Sebacia’s gold microparticles are designed to be used with existing dermatologic lasers that heat sebaceous glands and follicles for the treatment of acne in a physician-guided, in-office procedure, according to a press release.
There were 396 people enrolled in the blinded, controlled study to determine safety and effectiveness of the Sebacia Acne Treatment System on inflammatory acne vulgaris. Twenty-eight dermatologists across the United States were involved with the studies, which had parallel assignment of one treatment group and two control cohorts who received either Sebacia microparticles without laser treatment or suspension without Sebacia microparticles in the laser treatment, according to the release.
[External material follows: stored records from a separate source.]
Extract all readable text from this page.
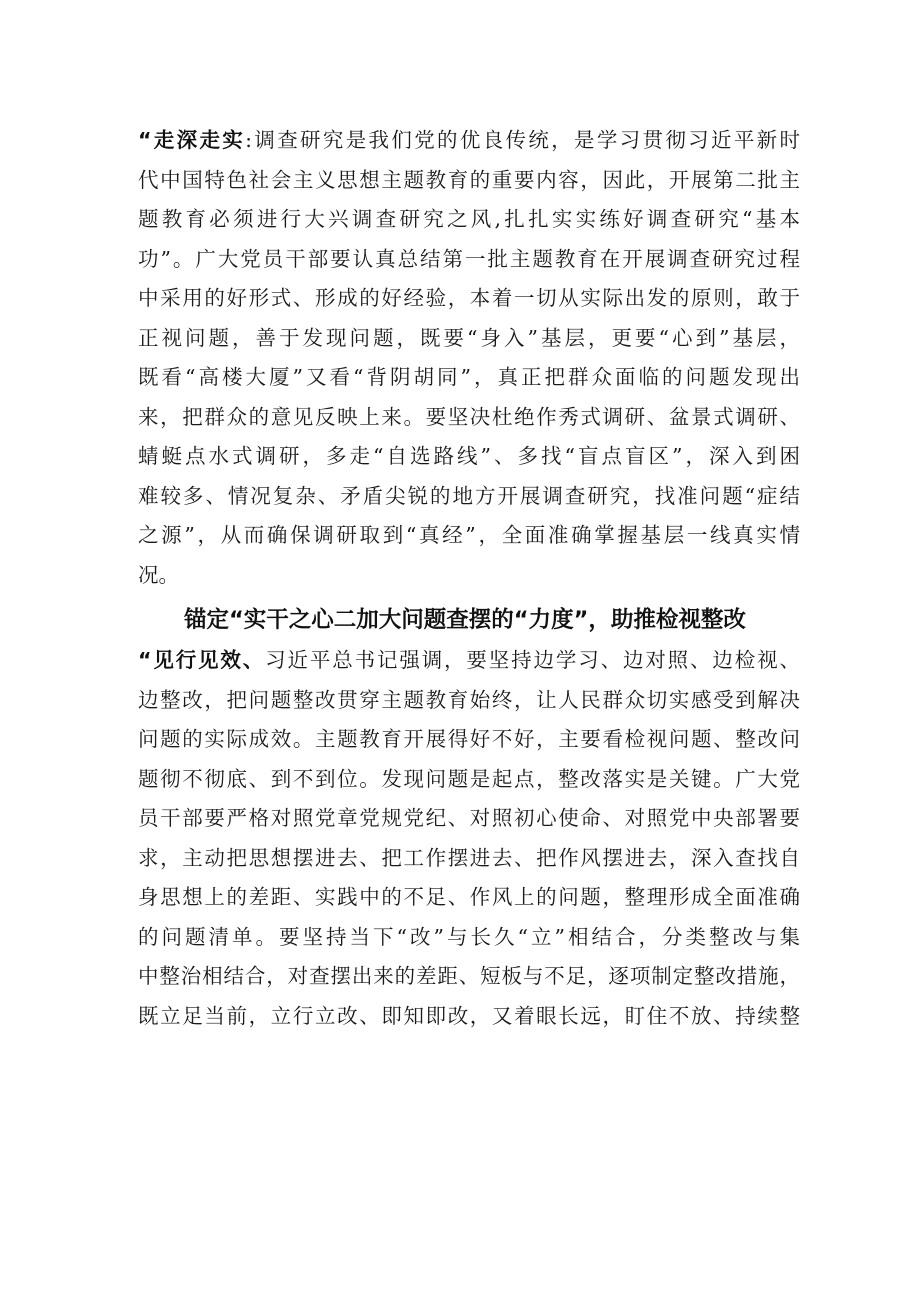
“走深走实:调查研究是我们党的优良传统，是学习贯彻习近平新时
代中国特色社会主义思想主题教育的重要内容，因此，开展第二批主
题教育必须进行大兴调查研究之风,扎扎实实练好调查研究“基本
功”。广大党员干部要认真总结第一批主题教育在开展调查研究过程
中采用的好形式、形成的好经验，本着一切从实际出发的原则，敢于
正视问题，善于发现问题，既要“身入”基层，更要“心到”基层，
既看“高楼大厦”又看“背阴胡同”，真正把群众面临的问题发现出
来，把群众的意见反映上来。要坚决杜绝作秀式调研、盆景式调研、
蜻蜓点水式调研，多走“自选路线”、多找“盲点盲区”，深入到困
难较多、情况复杂、矛盾尖锐的地方开展调查研究，找准问题“症结
之源”，从而确保调研取到“真经”，全面准确掌握基层一线真实情
况。
锚定“实干之心二加大问题查摆的“力度”，助推检视整改
“见行见效、习近平总书记强调，要坚持边学习、边对照、边检视、
边整改，把问题整改贯穿主题教育始终，让人民群众切实感受到解决
问题的实际成效。主题教育开展得好不好，主要看检视问题、整改问
题彻不彻底、到不到位。发现问题是起点，整改落实是关键。广大党
员干部要严格对照党章党规党纪、对照初心使命、对照党中央部署要
求，主动把思想摆进去、把工作摆进去、把作风摆进去，深入查找自
身思想上的差距、实践中的不足、作风上的问题，整理形成全面准确
的问题清单。要坚持当下“改”与长久“立”相结合，分类整改与集
中整治相结合，对查摆出来的差距、短板与不足，逐项制定整改措施，
既立足当前，立行立改、即知即改，又着眼长远，盯住不放、持续整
Mean percent change in inflammatory lesion count from baseline to week 12 and the safety and tolerability of the procedure are the primary outcome measurements. A two-point decrease from baseline investigator’s global assessment will be used as definition of success. While the study accrual is complete, patients will be followed up until December 2015, according to the release.
“We are encouraged by the on-time completion of enrollment,” Anthony Lando, CEO of Sebacia, said in the release. “In December, we expect to finish collecting and unblind the data to perform a full analysis to support our application to the FDA. If approved, Sebacia’s treatment would … create a safe alternative to oral anibiotics and isotretinoin.”